William Robinson (né le 19 février 1940) aime les westerns. Ce qui lui vaut le surnom de « Smokey ».
Le baryton Ronald « Ronnie » White aime les chansons.
Nous sommes en 1955, à Detroit. Les deux amis, étudiants, fondent groupe sur groupe (The Five Chimes, The Matadors) avant de rassembler autour d’eux Claudette Rogers (qui épouse son leader au mois de novembre 1959), Bobby et Emerson Rogers (cousins de la dame, et le premier né le même jour de la même année, et dans le même hôpital, que Robinson), Warren Pete Moore, et le guitariste Marv Tarplin (qui accompagne jusque là The Primettes, première incarnation de The Supremes).
La première audition du groupe est un échec : personne dans le métier n’a nécessité d’une nouvelle mouture de The Platters. Un homme jeune, ambitieux, entreprenant, est pourtant près à prendre un pari sur ces jeunes talents. Nous sommes en 1959, et The Miracles naissent à la chanson, et Berry Gordy Jr. devient leur manager.
Les premiers
Les premiers disques du groupe (« Bad Girl », « Way Over There »), majoritairement composés par Robinson, commencent à installer la renommée du quintette dans le pays. Mais leur leader n’est pas satisfait des retombées modestes de ventes pourtant confortables (la coutume de l’époque voulait que les artistes négocient leurs enregistrements avec les compagnies discographiques, renonçant ainsi à tous droits d’auteur).

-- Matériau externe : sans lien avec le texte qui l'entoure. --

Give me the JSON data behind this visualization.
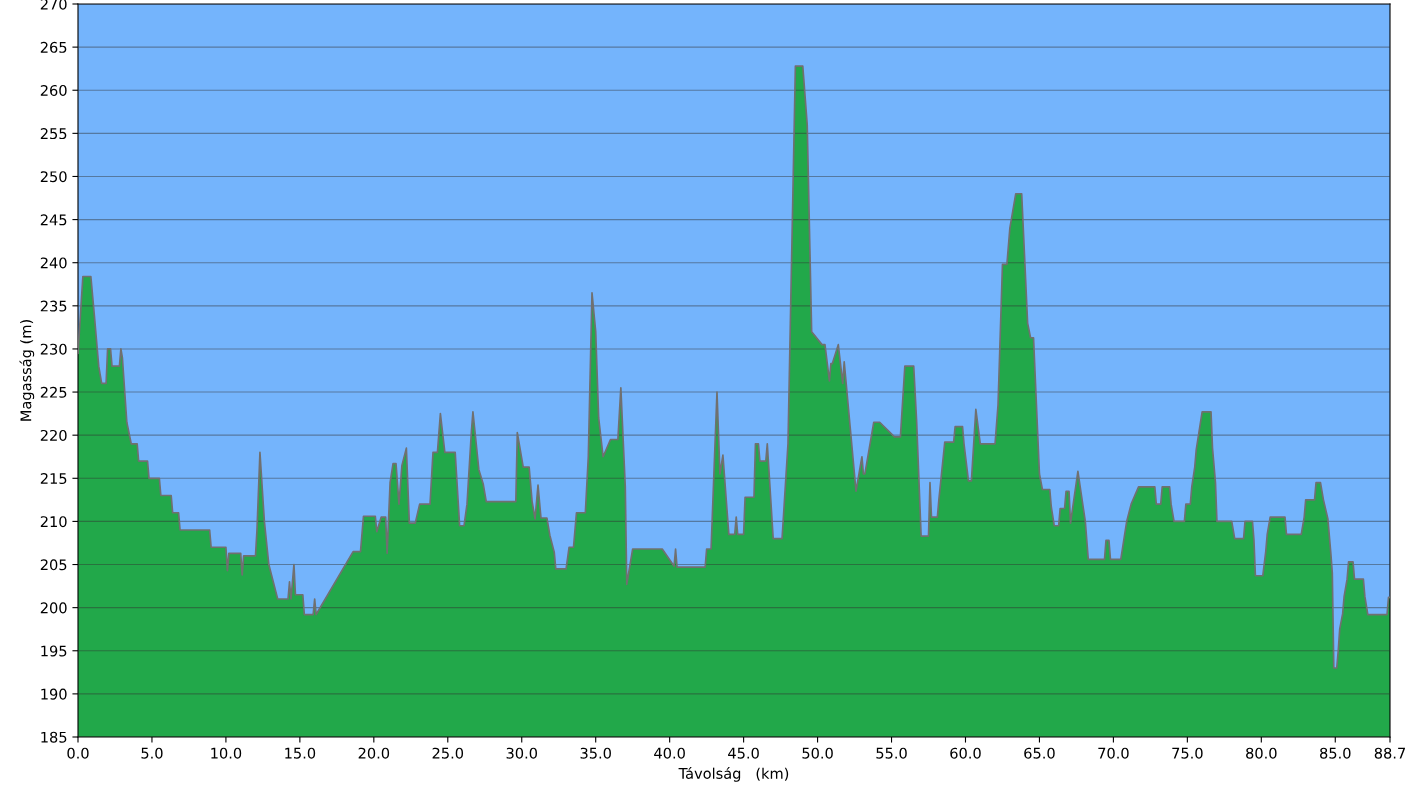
{
  "chart_data": {
    "type": "area",
    "xlabel": "Távolság   (km)",
    "ylabel": "Magasság (m)",
    "x": [
      0.0,
      0.33,
      0.87,
      1.1,
      1.4,
      1.6,
      1.9,
      2.0,
      2.2,
      2.3,
      2.8,
      2.9,
      3.0,
      3.3,
      3.6,
      4.0,
      4.1,
      4.7,
      4.8,
      5.5,
      5.6,
      6.3,
      6.4,
      6.8,
      6.9,
      8.9,
      9.0,
      10.0,
      10.1,
      10.2,
      11.0,
      11.1,
      11.2,
      12.0,
      12.1,
      12.3,
      12.6,
      12.9,
      13.2,
      13.5,
      14.2,
      14.3,
      14.4,
      14.6,
      14.7,
      15.2,
      15.3,
      15.9,
      16.0,
      16.1,
      18.6,
      19.1,
      19.3,
      20.1,
      20.2,
      20.5,
      20.8,
      20.9,
      21.1,
      21.3,
      21.5,
      21.7,
      21.9,
      22.2,
      22.4,
      22.8,
      23.1,
      23.8,
      24.0,
      24.3,
      24.5,
      24.8,
      25.5,
      25.8,
      26.1,
      26.3,
      26.6,
      26.7,
      27.1,
      27.4,
      27.6,
      29.6,
      29.7,
      29.9,
      30.1,
      30.5,
      30.7,
      30.9,
      31.1,
      31.3,
      31.7,
      31.9,
      32.2,
      32.3,
      33.0,
      33.2,
      33.5,
      33.7,
      34.3,
      34.5,
      34.75,
      35.0,
      35.2,
      35.5,
      36.0,
      36.5,
      36.7,
      37.0,
      37.1,
      37.5,
      39.5,
      40.3,
      40.4,
      40.5,
      42.4,
      42.5,
      42.8,
      43.2,
      43.4,
      43.6,
      44.0,
      44.4,
      44.5,
      44.6,
      45.0,
      45.1,
      45.7,
      45.8,
      46.0,
      46.1,
      46.5,
      46.6,
      47.0,
      47.1,
      47.6,
      48.0,
      48.5,
      49.0,
      49.3,
      49.6,
      50.3,
      50.5,
      50.8,
      50.9,
      51.0,
      51.4,
      51.7,
      51.8,
      52.2,
      52.6,
      53.0,
      53.1,
      53.2,
      53.8,
      54.2,
      55.2,
      55.6,
      55.9,
      56.5,
      56.7,
      57.0,
      57.5,
      57.6,
      57.7,
      58.1,
      58.2,
      58.6,
      59.2,
      59.3,
      59.8,
      59.9,
      60.2,
      60.4,
      60.7,
      61.0,
      62.0,
      62.2,
      62.5,
      62.8,
      63.0,
      63.2,
      63.4,
      63.8,
      64.2,
      64.4,
      64.6,
      65.0,
      65.2,
      65.7,
      65.8,
      66.0,
      66.3,
      66.4,
      66.7,
      66.8,
      67.0,
      67.1,
      67.6,
      68.1,
      68.3,
      69.4,
      69.5,
      69.7,
      69.8,
      70.5,
      70.7,
      70.9,
      71.2,
      71.7,
      72.8,
      72.9,
      73.2,
      73.3,
      73.8,
      73.9,
      74.1,
      74.8,
      74.9,
      75.2,
      75.3,
      75.5,
      75.6,
      75.8,
      76.0,
      76.6,
      76.7,
      76.9,
      77.0,
      78.0,
      78.2,
      78.8,
      78.9,
      79.4,
      79.5,
      79.6,
      80.1,
      80.3,
      80.4,
      80.6,
      81.6,
      81.7,
      82.7,
      82.9,
      83.0,
      83.6,
      83.7,
      84.0,
      84.2,
      84.5,
      84.7,
      84.8,
      84.9,
      85.1,
      85.2,
      85.3,
      85.5,
      85.6,
      85.8,
      85.9,
      86.2,
      86.3,
      86.9,
      87.0,
      87.2,
      88.5,
      88.6,
      88.7
    ],
    "values": [
      229.5,
      238.4,
      238.4,
      234,
      228,
      226,
      226,
      230,
      230,
      228,
      228,
      230,
      229,
      221.5,
      219,
      219,
      217,
      217,
      215,
      215,
      213,
      213,
      211,
      211,
      209,
      209,
      207,
      207,
      204.3,
      206.3,
      206.3,
      203.8,
      206,
      206,
      209,
      218,
      210,
      205,
      203,
      201,
      201,
      203,
      201,
      205,
      201.5,
      201.5,
      199.2,
      199.2,
      201,
      199.2,
      206.5,
      206.5,
      210.6,
      210.6,
      208.8,
      210.5,
      210.5,
      206.3,
      214.5,
      216.7,
      216.7,
      212,
      216.5,
      218.5,
      209.8,
      209.8,
      212,
      212,
      218,
      218,
      222.5,
      218,
      218,
      209.5,
      209.5,
      212,
      220.5,
      222.7,
      216,
      214.3,
      212.3,
      212.3,
      220.3,
      218.3,
      216.3,
      216.3,
      212.3,
      210.3,
      214.2,
      210.4,
      210.4,
      208.4,
      206.4,
      204.5,
      204.5,
      207,
      207,
      211,
      211,
      217.5,
      236.5,
      232,
      222,
      217.5,
      219.5,
      219.5,
      225.5,
      214,
      202.7,
      206.8,
      206.8,
      204.8,
      206.8,
      204.7,
      204.7,
      206.8,
      206.8,
      225,
      215.5,
      217.7,
      208.5,
      208.5,
      210.5,
      208.5,
      208.5,
      212.8,
      212.8,
      219,
      219,
      217,
      217,
      219,
      208,
      208,
      208,
      219,
      262.8,
      262.8,
      256,
      232,
      230.5,
      230.5,
      226.3,
      228.3,
      228.3,
      230.5,
      226,
      228.5,
      221,
      213.5,
      217.5,
      215.5,
      215.5,
      221.5,
      221.5,
      219.8,
      219.8,
      228,
      228,
      221.5,
      208.3,
      208.3,
      214.5,
      210.5,
      210.5,
      212.5,
      219.2,
      219.2,
      221,
      221,
      219,
      214.7,
      214.7,
      223,
      219,
      219,
      223.5,
      239.8,
      239.8,
      244,
      246,
      248,
      248,
      233,
      231.3,
      231.3,
      215.5,
      213.7,
      213.7,
      211.7,
      209.5,
      209.5,
      211.5,
      211.5,
      213.5,
      213.5,
      209.8,
      215.8,
      210,
      205.6,
      205.6,
      207.8,
      207.8,
      205.6,
      205.6,
      207.8,
      210,
      212,
      214,
      214,
      212,
      212,
      214,
      214,
      212,
      210,
      210,
      212,
      212,
      214,
      216.3,
      218.3,
      220.5,
      222.7,
      222.7,
      218.5,
      214.5,
      210,
      210,
      208,
      208,
      210,
      210,
      207.9,
      203.7,
      203.7,
      206.5,
      208.5,
      210.5,
      210.5,
      208.5,
      208.5,
      210.5,
      212.5,
      212.5,
      214.5,
      214.5,
      212.5,
      210.3,
      206.3,
      204,
      193,
      193,
      195,
      197.5,
      199.3,
      201.3,
      203.3,
      205.3,
      205.3,
      203.3,
      203.3,
      201.3,
      199.2,
      199.2,
      201.2,
      201.2
    ],
    "color": "#22a84a",
    "xlim": [
      0,
      88.7
    ],
    "ylim": [
      185,
      270
    ],
    "xticks": [
      {
        "value": 0,
        "label": "0.0"
      },
      {
        "value": 5,
        "label": "5.0"
      },
      {
        "value": 10,
        "label": "10.0"
      },
      {
        "value": 15,
        "label": "15.0"
      },
      {
        "value": 20,
        "label": "20.0"
      },
      {
        "value": 25,
        "label": "25.0"
      },
      {
        "value": 30,
        "label": "30.0"
      },
      {
        "value": 35,
        "label": "35.0"
      },
      {
        "value": 40,
        "label": "40.0"
      },
      {
        "value": 45,
        "label": "45.0"
      },
      {
        "value": 50,
        "label": "50.0"
      },
      {
        "value": 55,
        "label": "55.0"
      },
      {
        "value": 60,
        "label": "60.0"
      },
      {
        "value": 65,
        "label": "65.0"
      },
      {
        "value": 70,
        "label": "70.0"
      },
      {
        "value": 75,
        "label": "75.0"
      },
      {
        "value": 80,
        "label": "80.0"
      },
      {
        "value": 85,
        "label": "85.0"
      },
      {
        "value": 88.7,
        "label": "88.7"
      }
    ],
    "yticks": [
      185,
      190,
      195,
      200,
      205,
      210,
      215,
      220,
      225,
      230,
      235,
      240,
      245,
      250,
      255,
      260,
      265,
      270
    ],
    "grid": "y",
    "legend": false
  }
}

C’est un encouragement explicite à Gordy pour qu’il crée son propre label : Tamla Motown Records naît en 1959, et Robinson en devient vice-président deux ans plus tard. Après un galop d’essai de trois 45 tours, la machine des Miracles s’ébranle : « Shop Around » devient en 1960 le premier numéro un de la firme, et son premier 45 tours à se vendre à plus d’un million d’exemplaires.
Au galop
Le premier album du groupe Hi…We’re The Miracles sort à l’été 1961, et le deuxième Cookin’ With The Miracles est édité quelques mois plus tard. Il est suivi des singles « You Really Got A Hold On Me » (chanté par The Zombies, et The Beatles sur leur deuxième album), « What’s So Good About Goodbye» , et «I’ll Try Something New» (1962). La même année, l’album I’ll Try Something New inclut une reprise du « I’ve Got You Under My Skin », de Cole Porter.
Puis jaillissent les 45 tours «Mickey’s Monkey» (repris par The Hollies en 1963), et «I Gotta Dance To Keep From Crying», revisité par The Who (1963). La même année, le groupe sacrifie au disque de genre avec Christmas With The Miracles, puis The Fabulous Miracles (sur la pochette duquel on peut admirer – fait rare – Marv Tarplin et sa magnifique guitare), The Miracles Recorded Live On Stage, enregistré sans Moore, parti à l’armée, et l’album The Miracles Doin’ Mickey’s Monkey, qui permet au groupe de revisiter quelques standards de la danse, tel «The Twist» d’Hank Ballard, complètent une production discographique frénétique.
La ronde des hits reprend alors : «I Like It Like That» (1964), «Going To A Go-Go» (repris plus tard par les Rolling Stones), «My Girl Has Gone», «The Tracks Of My Tears» et «Ooo Baby Baby» (1965).
Les premiers, vraiment
Les Miracles sont alors le premier groupe de leur label, les meneurs de la Motor Town Revue (tournée itinérante de la compagnie), et une influence largement reconnue par tous les groupes britanniques, qui prennent alors d’assaut le marché américain. En outre, le Smokey Robinson compositeur contribue largement aux succès des Temptations (« My Girl », « Get Ready »), de Marvin Gaye (« Ain’t That Peculiar »), Mary Wells (« My Guy »), The Contours (« First I Look At The Purse »), The Marvelettes, ou The Supremes.
Mais tout n’est pas rose pour le groupe : Smokey Robinson est victime d’un virus pandémique, et la vie de tournée est également fatale à Claudette, qui souffre de plusieurs fausses couches.